Harold Smith

No. 9
- Position: Quarterback

Personal information
- Born: January 5, 1962 (age 63) Houston, Texas, U.S.
- Height: 6 ft 3 in (1.91 m)
- Weight: 210 lb (95 kg)

Career information
- College: Texas Southern (1980–1984)
- NFL draft: 1985: undrafted

Career history

Playing
- Saskatchewan Roughriders (1985–1986); Cleveland Browns (1987); New England Steamrollers (1988); Edmonton Eskimos (1988); Denver Dynamite (1989); Albany Firebirds (1990);

Coaching
- Saskatchewan Roughriders (2000–2004) - Receivers/quarterbacks (2000–2002) - Quarterbacks (2003–2004);

Career Arena League statistics
- Comp. / Att.: 200 / 404
- Passing yards: 2,288
- TD–INT: 34–19
- Passer rating: 68.38
- Rushing TDs: 10
- Stats at ArenaFan.com

= Harold Smith (gridiron football) =

American gridiron football player (born 1962)

Harold Jerone Smith (born January 5, 1962) is an American former professional football quarterback who played in the Canadian Football League (CFL) and Arena Football League (AFL). He played college football at Texas Southern University. He played for the Saskatchewan Roughriders and Edmonton Eskimos of the CFL, and the New England Steamrollers, Denver Dynamite and Albany Firebirds of the AFL. He was also a member of the Cleveland Browns during the 1987 NFL players strike.
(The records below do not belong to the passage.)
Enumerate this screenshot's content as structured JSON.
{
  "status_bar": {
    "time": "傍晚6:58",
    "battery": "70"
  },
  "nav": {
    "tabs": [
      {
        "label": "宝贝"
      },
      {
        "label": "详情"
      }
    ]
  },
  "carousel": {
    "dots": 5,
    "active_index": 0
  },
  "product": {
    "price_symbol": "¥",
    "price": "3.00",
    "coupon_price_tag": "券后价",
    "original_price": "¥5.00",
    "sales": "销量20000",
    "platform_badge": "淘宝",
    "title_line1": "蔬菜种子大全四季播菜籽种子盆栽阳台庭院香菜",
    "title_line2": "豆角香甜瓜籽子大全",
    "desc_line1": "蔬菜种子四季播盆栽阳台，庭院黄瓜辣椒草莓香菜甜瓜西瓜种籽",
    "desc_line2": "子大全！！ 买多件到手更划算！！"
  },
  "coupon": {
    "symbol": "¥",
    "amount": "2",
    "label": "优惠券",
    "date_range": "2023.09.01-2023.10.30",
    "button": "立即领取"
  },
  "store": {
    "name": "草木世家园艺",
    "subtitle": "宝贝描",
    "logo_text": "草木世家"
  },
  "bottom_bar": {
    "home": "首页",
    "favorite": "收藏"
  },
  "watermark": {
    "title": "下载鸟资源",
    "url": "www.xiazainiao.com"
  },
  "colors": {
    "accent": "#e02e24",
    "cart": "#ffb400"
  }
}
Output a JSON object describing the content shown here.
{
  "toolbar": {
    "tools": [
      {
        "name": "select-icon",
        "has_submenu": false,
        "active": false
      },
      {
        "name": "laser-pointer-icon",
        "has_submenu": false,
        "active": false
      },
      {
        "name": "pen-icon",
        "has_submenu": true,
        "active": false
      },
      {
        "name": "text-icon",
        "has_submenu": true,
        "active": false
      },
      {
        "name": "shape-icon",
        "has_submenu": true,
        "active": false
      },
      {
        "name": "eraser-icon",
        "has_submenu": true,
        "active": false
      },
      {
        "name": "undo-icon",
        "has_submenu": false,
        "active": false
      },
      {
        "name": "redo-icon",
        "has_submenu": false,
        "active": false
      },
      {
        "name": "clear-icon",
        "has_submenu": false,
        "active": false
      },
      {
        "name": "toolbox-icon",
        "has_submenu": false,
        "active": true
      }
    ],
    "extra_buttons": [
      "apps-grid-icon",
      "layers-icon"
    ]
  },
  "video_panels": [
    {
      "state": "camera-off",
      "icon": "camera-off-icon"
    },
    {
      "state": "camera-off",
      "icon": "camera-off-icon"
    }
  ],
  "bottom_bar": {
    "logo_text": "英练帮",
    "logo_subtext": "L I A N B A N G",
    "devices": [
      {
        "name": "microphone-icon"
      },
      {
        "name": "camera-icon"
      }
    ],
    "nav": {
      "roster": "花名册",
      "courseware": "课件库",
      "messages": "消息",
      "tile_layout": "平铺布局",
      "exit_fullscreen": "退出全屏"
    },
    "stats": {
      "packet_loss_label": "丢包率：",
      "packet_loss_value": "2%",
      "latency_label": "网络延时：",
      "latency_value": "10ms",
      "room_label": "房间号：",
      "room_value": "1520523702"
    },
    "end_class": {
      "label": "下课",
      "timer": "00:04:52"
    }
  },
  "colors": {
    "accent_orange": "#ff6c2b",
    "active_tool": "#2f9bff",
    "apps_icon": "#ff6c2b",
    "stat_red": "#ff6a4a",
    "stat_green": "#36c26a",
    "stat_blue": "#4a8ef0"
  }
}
==Early life and college==
Harold Jerone Smith was born on January 5, 1962, in Houston, Texas. He was a member of the Texas Southern Tigers football team from 1980 to 1984. He was the MVP of the HBCU Freedom Bowl following his senior season.

==Professional career==
Smith played in five games for the Saskatchewan Roughriders of the Canadian Football League (CFL) in 1985, completing 18 of 42 passes (42.9%) for 208 yards, one touchdown, and four interceptions. He appeared in eight games for the Roughriders in 1986, totaling nine completions on 24 passing attempts for 127 yards and two interceptions.

On October 14, 1987, Smith signed with the Cleveland Browns of the National Football League (NFL) during the 1987 NFL players strike. He did not appear in any games for the Browns and was released on October 19, 1987.
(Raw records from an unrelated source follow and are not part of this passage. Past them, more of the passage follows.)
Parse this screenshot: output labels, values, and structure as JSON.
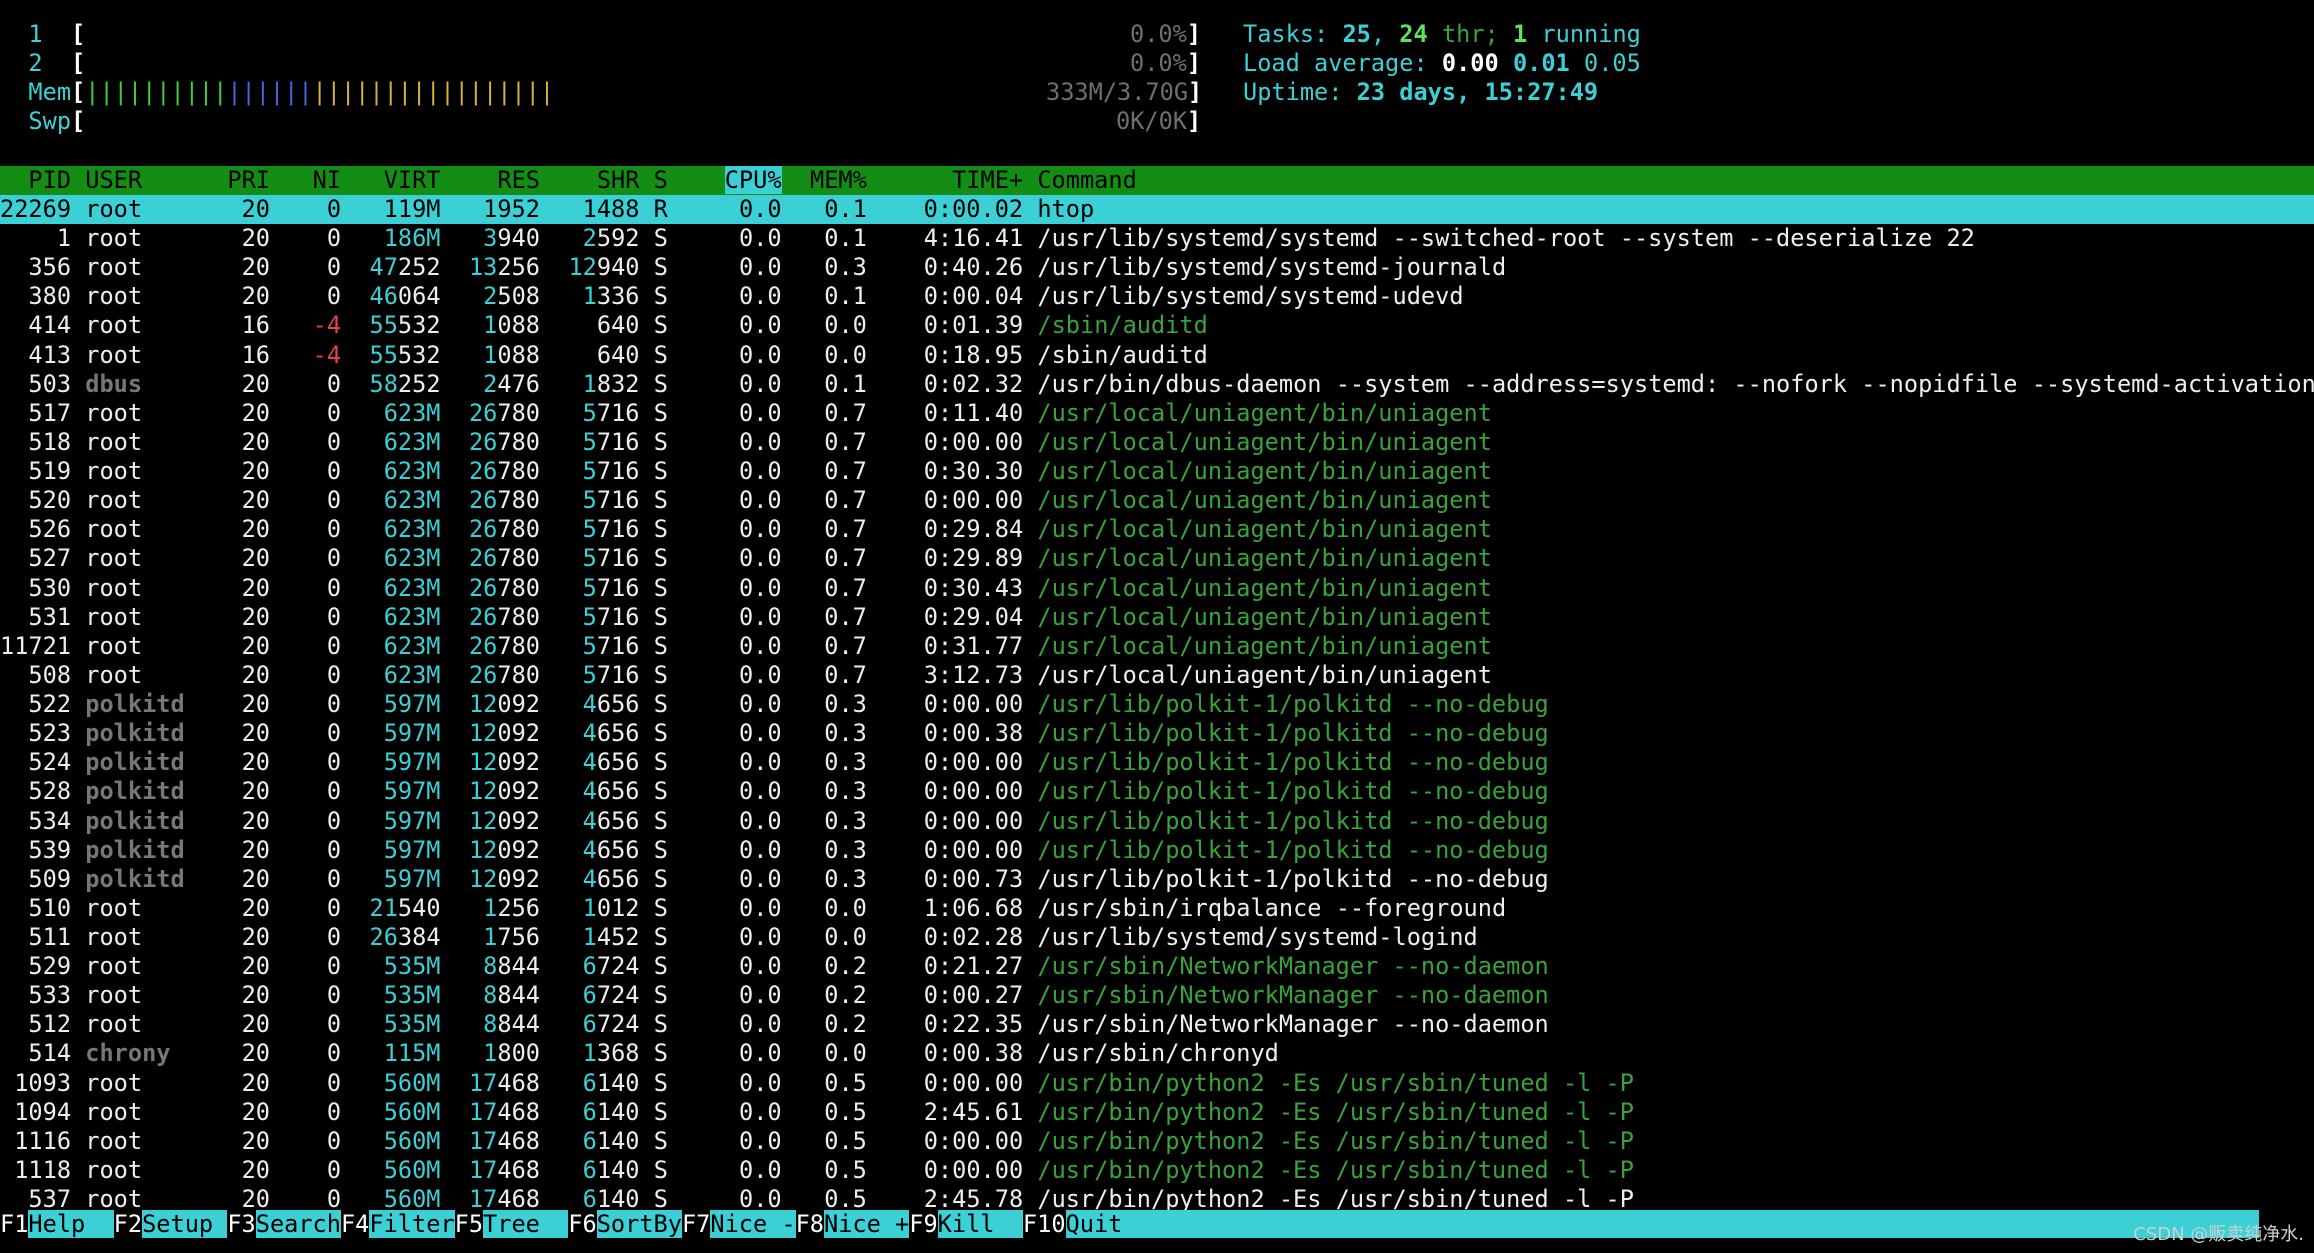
{
  "meters": {
    "cpu1": {
      "label": "1",
      "value": "0.0%"
    },
    "cpu2": {
      "label": "2",
      "value": "0.0%"
    },
    "mem": {
      "label": "Mem",
      "value": "333M/3.70G"
    },
    "swp": {
      "label": "Swp",
      "value": "0K/0K"
    }
  },
  "stats": {
    "tasks_label": "Tasks:",
    "tasks": "25",
    "threads": "24",
    "thr_label": "thr;",
    "running": "1",
    "running_label": "running",
    "load_label": "Load average:",
    "load1": "0.00",
    "load5": "0.01",
    "load15": "0.05",
    "uptime_label": "Uptime:",
    "uptime": "23 days, 15:27:49"
  },
  "columns": [
    "PID",
    "USER",
    "PRI",
    "NI",
    "VIRT",
    "RES",
    "SHR",
    "S",
    "CPU%",
    "MEM%",
    "TIME+",
    "Command"
  ],
  "sorted_column": "CPU%",
  "processes": [
    {
      "pid": "22269",
      "user": "root",
      "pri": "20",
      "ni": "0",
      "virt": "119M",
      "res": "1952",
      "shr": "1488",
      "s": "R",
      "cpu": "0.0",
      "mem": "0.1",
      "time": "0:00.02",
      "cmd": "htop",
      "selected": true
    },
    {
      "pid": "1",
      "user": "root",
      "pri": "20",
      "ni": "0",
      "virt": "186M",
      "res": "3940",
      "shr": "2592",
      "s": "S",
      "cpu": "0.0",
      "mem": "0.1",
      "time": "4:16.41",
      "cmd": "/usr/lib/systemd/systemd --switched-root --system --deserialize 22"
    },
    {
      "pid": "356",
      "user": "root",
      "pri": "20",
      "ni": "0",
      "virt": "47252",
      "res": "13256",
      "shr": "12940",
      "s": "S",
      "cpu": "0.0",
      "mem": "0.3",
      "time": "0:40.26",
      "cmd": "/usr/lib/systemd/systemd-journald"
    },
    {
      "pid": "380",
      "user": "root",
      "pri": "20",
      "ni": "0",
      "virt": "46064",
      "res": "2508",
      "shr": "1336",
      "s": "S",
      "cpu": "0.0",
      "mem": "0.1",
      "time": "0:00.04",
      "cmd": "/usr/lib/systemd/systemd-udevd"
    },
    {
      "pid": "414",
      "user": "root",
      "pri": "16",
      "ni": "-4",
      "virt": "55532",
      "res": "1088",
      "shr": "640",
      "s": "S",
      "cpu": "0.0",
      "mem": "0.0",
      "time": "0:01.39",
      "cmd": "/sbin/auditd",
      "thread": true
    },
    {
      "pid": "413",
      "user": "root",
      "pri": "16",
      "ni": "-4",
      "virt": "55532",
      "res": "1088",
      "shr": "640",
      "s": "S",
      "cpu": "0.0",
      "mem": "0.0",
      "time": "0:18.95",
      "cmd": "/sbin/auditd"
    },
    {
      "pid": "503",
      "user": "dbus",
      "pri": "20",
      "ni": "0",
      "virt": "58252",
      "res": "2476",
      "shr": "1832",
      "s": "S",
      "cpu": "0.0",
      "mem": "0.1",
      "time": "0:02.32",
      "cmd": "/usr/bin/dbus-daemon --system --address=systemd: --nofork --nopidfile --systemd-activation"
    },
    {
      "pid": "517",
      "user": "root",
      "pri": "20",
      "ni": "0",
      "virt": "623M",
      "res": "26780",
      "shr": "5716",
      "s": "S",
      "cpu": "0.0",
      "mem": "0.7",
      "time": "0:11.40",
      "cmd": "/usr/local/uniagent/bin/uniagent",
      "thread": true
    },
    {
      "pid": "518",
      "user": "root",
      "pri": "20",
      "ni": "0",
      "virt": "623M",
      "res": "26780",
      "shr": "5716",
      "s": "S",
      "cpu": "0.0",
      "mem": "0.7",
      "time": "0:00.00",
      "cmd": "/usr/local/uniagent/bin/uniagent",
      "thread": true
    },
    {
      "pid": "519",
      "user": "root",
      "pri": "20",
      "ni": "0",
      "virt": "623M",
      "res": "26780",
      "shr": "5716",
      "s": "S",
      "cpu": "0.0",
      "mem": "0.7",
      "time": "0:30.30",
      "cmd": "/usr/local/uniagent/bin/uniagent",
      "thread": true
    },
    {
      "pid": "520",
      "user": "root",
      "pri": "20",
      "ni": "0",
      "virt": "623M",
      "res": "26780",
      "shr": "5716",
      "s": "S",
      "cpu": "0.0",
      "mem": "0.7",
      "time": "0:00.00",
      "cmd": "/usr/local/uniagent/bin/uniagent",
      "thread": true
    },
    {
      "pid": "526",
      "user": "root",
      "pri": "20",
      "ni": "0",
      "virt": "623M",
      "res": "26780",
      "shr": "5716",
      "s": "S",
      "cpu": "0.0",
      "mem": "0.7",
      "time": "0:29.84",
      "cmd": "/usr/local/uniagent/bin/uniagent",
      "thread": true
    },
    {
      "pid": "527",
      "user": "root",
      "pri": "20",
      "ni": "0",
      "virt": "623M",
      "res": "26780",
      "shr": "5716",
      "s": "S",
      "cpu": "0.0",
      "mem": "0.7",
      "time": "0:29.89",
      "cmd": "/usr/local/uniagent/bin/uniagent",
      "thread": true
    },
    {
      "pid": "530",
      "user": "root",
      "pri": "20",
      "ni": "0",
      "virt": "623M",
      "res": "26780",
      "shr": "5716",
      "s": "S",
      "cpu": "0.0",
      "mem": "0.7",
      "time": "0:30.43",
      "cmd": "/usr/local/uniagent/bin/uniagent",
      "thread": true
    },
    {
      "pid": "531",
      "user": "root",
      "pri": "20",
      "ni": "0",
      "virt": "623M",
      "res": "26780",
      "shr": "5716",
      "s": "S",
      "cpu": "0.0",
      "mem": "0.7",
      "time": "0:29.04",
      "cmd": "/usr/local/uniagent/bin/uniagent",
      "thread": true
    },
    {
      "pid": "11721",
      "user": "root",
      "pri": "20",
      "ni": "0",
      "virt": "623M",
      "res": "26780",
      "shr": "5716",
      "s": "S",
      "cpu": "0.0",
      "mem": "0.7",
      "time": "0:31.77",
      "cmd": "/usr/local/uniagent/bin/uniagent",
      "thread": true
    },
    {
      "pid": "508",
      "user": "root",
      "pri": "20",
      "ni": "0",
      "virt": "623M",
      "res": "26780",
      "shr": "5716",
      "s": "S",
      "cpu": "0.0",
      "mem": "0.7",
      "time": "3:12.73",
      "cmd": "/usr/local/uniagent/bin/uniagent"
    },
    {
      "pid": "522",
      "user": "polkitd",
      "pri": "20",
      "ni": "0",
      "virt": "597M",
      "res": "12092",
      "shr": "4656",
      "s": "S",
      "cpu": "0.0",
      "mem": "0.3",
      "time": "0:00.00",
      "cmd": "/usr/lib/polkit-1/polkitd --no-debug",
      "thread": true
    },
    {
      "pid": "523",
      "user": "polkitd",
      "pri": "20",
      "ni": "0",
      "virt": "597M",
      "res": "12092",
      "shr": "4656",
      "s": "S",
      "cpu": "0.0",
      "mem": "0.3",
      "time": "0:00.38",
      "cmd": "/usr/lib/polkit-1/polkitd --no-debug",
      "thread": true
    },
    {
      "pid": "524",
      "user": "polkitd",
      "pri": "20",
      "ni": "0",
      "virt": "597M",
      "res": "12092",
      "shr": "4656",
      "s": "S",
      "cpu": "0.0",
      "mem": "0.3",
      "time": "0:00.00",
      "cmd": "/usr/lib/polkit-1/polkitd --no-debug",
      "thread": true
    },
    {
      "pid": "528",
      "user": "polkitd",
      "pri": "20",
      "ni": "0",
      "virt": "597M",
      "res": "12092",
      "shr": "4656",
      "s": "S",
      "cpu": "0.0",
      "mem": "0.3",
      "time": "0:00.00",
      "cmd": "/usr/lib/polkit-1/polkitd --no-debug",
      "thread": true
    },
    {
      "pid": "534",
      "user": "polkitd",
      "pri": "20",
      "ni": "0",
      "virt": "597M",
      "res": "12092",
      "shr": "4656",
      "s": "S",
      "cpu": "0.0",
      "mem": "0.3",
      "time": "0:00.00",
      "cmd": "/usr/lib/polkit-1/polkitd --no-debug",
      "thread": true
    },
    {
      "pid": "539",
      "user": "polkitd",
      "pri": "20",
      "ni": "0",
      "virt": "597M",
      "res": "12092",
      "shr": "4656",
      "s": "S",
      "cpu": "0.0",
      "mem": "0.3",
      "time": "0:00.00",
      "cmd": "/usr/lib/polkit-1/polkitd --no-debug",
      "thread": true
    },
    {
      "pid": "509",
      "user": "polkitd",
      "pri": "20",
      "ni": "0",
      "virt": "597M",
      "res": "12092",
      "shr": "4656",
      "s": "S",
      "cpu": "0.0",
      "mem": "0.3",
      "time": "0:00.73",
      "cmd": "/usr/lib/polkit-1/polkitd --no-debug"
    },
    {
      "pid": "510",
      "user": "root",
      "pri": "20",
      "ni": "0",
      "virt": "21540",
      "res": "1256",
      "shr": "1012",
      "s": "S",
      "cpu": "0.0",
      "mem": "0.0",
      "time": "1:06.68",
      "cmd": "/usr/sbin/irqbalance --foreground"
    },
    {
      "pid": "511",
      "user": "root",
      "pri": "20",
      "ni": "0",
      "virt": "26384",
      "res": "1756",
      "shr": "1452",
      "s": "S",
      "cpu": "0.0",
      "mem": "0.0",
      "time": "0:02.28",
      "cmd": "/usr/lib/systemd/systemd-logind"
    },
    {
      "pid": "529",
      "user": "root",
      "pri": "20",
      "ni": "0",
      "virt": "535M",
      "res": "8844",
      "shr": "6724",
      "s": "S",
      "cpu": "0.0",
      "mem": "0.2",
      "time": "0:21.27",
      "cmd": "/usr/sbin/NetworkManager --no-daemon",
      "thread": true
    },
    {
      "pid": "533",
      "user": "root",
      "pri": "20",
      "ni": "0",
      "virt": "535M",
      "res": "8844",
      "shr": "6724",
      "s": "S",
      "cpu": "0.0",
      "mem": "0.2",
      "time": "0:00.27",
      "cmd": "/usr/sbin/NetworkManager --no-daemon",
      "thread": true
    },
    {
      "pid": "512",
      "user": "root",
      "pri": "20",
      "ni": "0",
      "virt": "535M",
      "res": "8844",
      "shr": "6724",
      "s": "S",
      "cpu": "0.0",
      "mem": "0.2",
      "time": "0:22.35",
      "cmd": "/usr/sbin/NetworkManager --no-daemon"
    },
    {
      "pid": "514",
      "user": "chrony",
      "pri": "20",
      "ni": "0",
      "virt": "115M",
      "res": "1800",
      "shr": "1368",
      "s": "S",
      "cpu": "0.0",
      "mem": "0.0",
      "time": "0:00.38",
      "cmd": "/usr/sbin/chronyd"
    },
    {
      "pid": "1093",
      "user": "root",
      "pri": "20",
      "ni": "0",
      "virt": "560M",
      "res": "17468",
      "shr": "6140",
      "s": "S",
      "cpu": "0.0",
      "mem": "0.5",
      "time": "0:00.00",
      "cmd": "/usr/bin/python2 -Es /usr/sbin/tuned -l -P",
      "thread": true
    },
    {
      "pid": "1094",
      "user": "root",
      "pri": "20",
      "ni": "0",
      "virt": "560M",
      "res": "17468",
      "shr": "6140",
      "s": "S",
      "cpu": "0.0",
      "mem": "0.5",
      "time": "2:45.61",
      "cmd": "/usr/bin/python2 -Es /usr/sbin/tuned -l -P",
      "thread": true
    },
    {
      "pid": "1116",
      "user": "root",
      "pri": "20",
      "ni": "0",
      "virt": "560M",
      "res": "17468",
      "shr": "6140",
      "s": "S",
      "cpu": "0.0",
      "mem": "0.5",
      "time": "0:00.00",
      "cmd": "/usr/bin/python2 -Es /usr/sbin/tuned -l -P",
      "thread": true
    },
    {
      "pid": "1118",
      "user": "root",
      "pri": "20",
      "ni": "0",
      "virt": "560M",
      "res": "17468",
      "shr": "6140",
      "s": "S",
      "cpu": "0.0",
      "mem": "0.5",
      "time": "0:00.00",
      "cmd": "/usr/bin/python2 -Es /usr/sbin/tuned -l -P",
      "thread": true
    },
    {
      "pid": "537",
      "user": "root",
      "pri": "20",
      "ni": "0",
      "virt": "560M",
      "res": "17468",
      "shr": "6140",
      "s": "S",
      "cpu": "0.0",
      "mem": "0.5",
      "time": "2:45.78",
      "cmd": "/usr/bin/python2 -Es /usr/sbin/tuned -l -P"
    }
  ],
  "footer": [
    {
      "key": "F1",
      "label": "Help  "
    },
    {
      "key": "F2",
      "label": "Setup "
    },
    {
      "key": "F3",
      "label": "Search"
    },
    {
      "key": "F4",
      "label": "Filter"
    },
    {
      "key": "F5",
      "label": "Tree  "
    },
    {
      "key": "F6",
      "label": "SortBy"
    },
    {
      "key": "F7",
      "label": "Nice -"
    },
    {
      "key": "F8",
      "label": "Nice +"
    },
    {
      "key": "F9",
      "label": "Kill  "
    },
    {
      "key": "F10",
      "label": "Quit"
    }
  ],
  "watermark": "CSDN @贩卖纯净水.",
  "colors": {
    "header_bg": "#138d13",
    "selected_bg": "#3ad0d6",
    "accent_cyan": "#3ad0d6",
    "thread_green": "#3aa23a"
  }
}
Smith played for the New England Steamrollers of the Arena Football League (AFL) in 1988, completing 187 of 351 passes (53.3%) for 2,071 yards, 31 touchdowns, and 18 interceptions while also rushing 25 times for 30 yards and six touchdowns. He also played in one game for the Edmonton Eskimos of the CFL in 1988 but did not record any statistics.

Smith played for the AFL's Denver Dynamite in 1989, recording 11 completions on 47 attempts (23.4%) for 196 yards, three touchdowns, and one interception while rushing 26 times for 83 yards and four touchdowns.

He completed two of six passes for 21 yards for the Albany Firebirds of the AFL in 1990.

==Coaching career==
Smith returned to the Roughriders as a coach in 2000, serving as the receivers/quarterbacks coach from 2000 to 2002 and as quarterbacks coach from 2003 to 2004. He later returned to Texas Southern as co-quarterback coach and alumni liaison.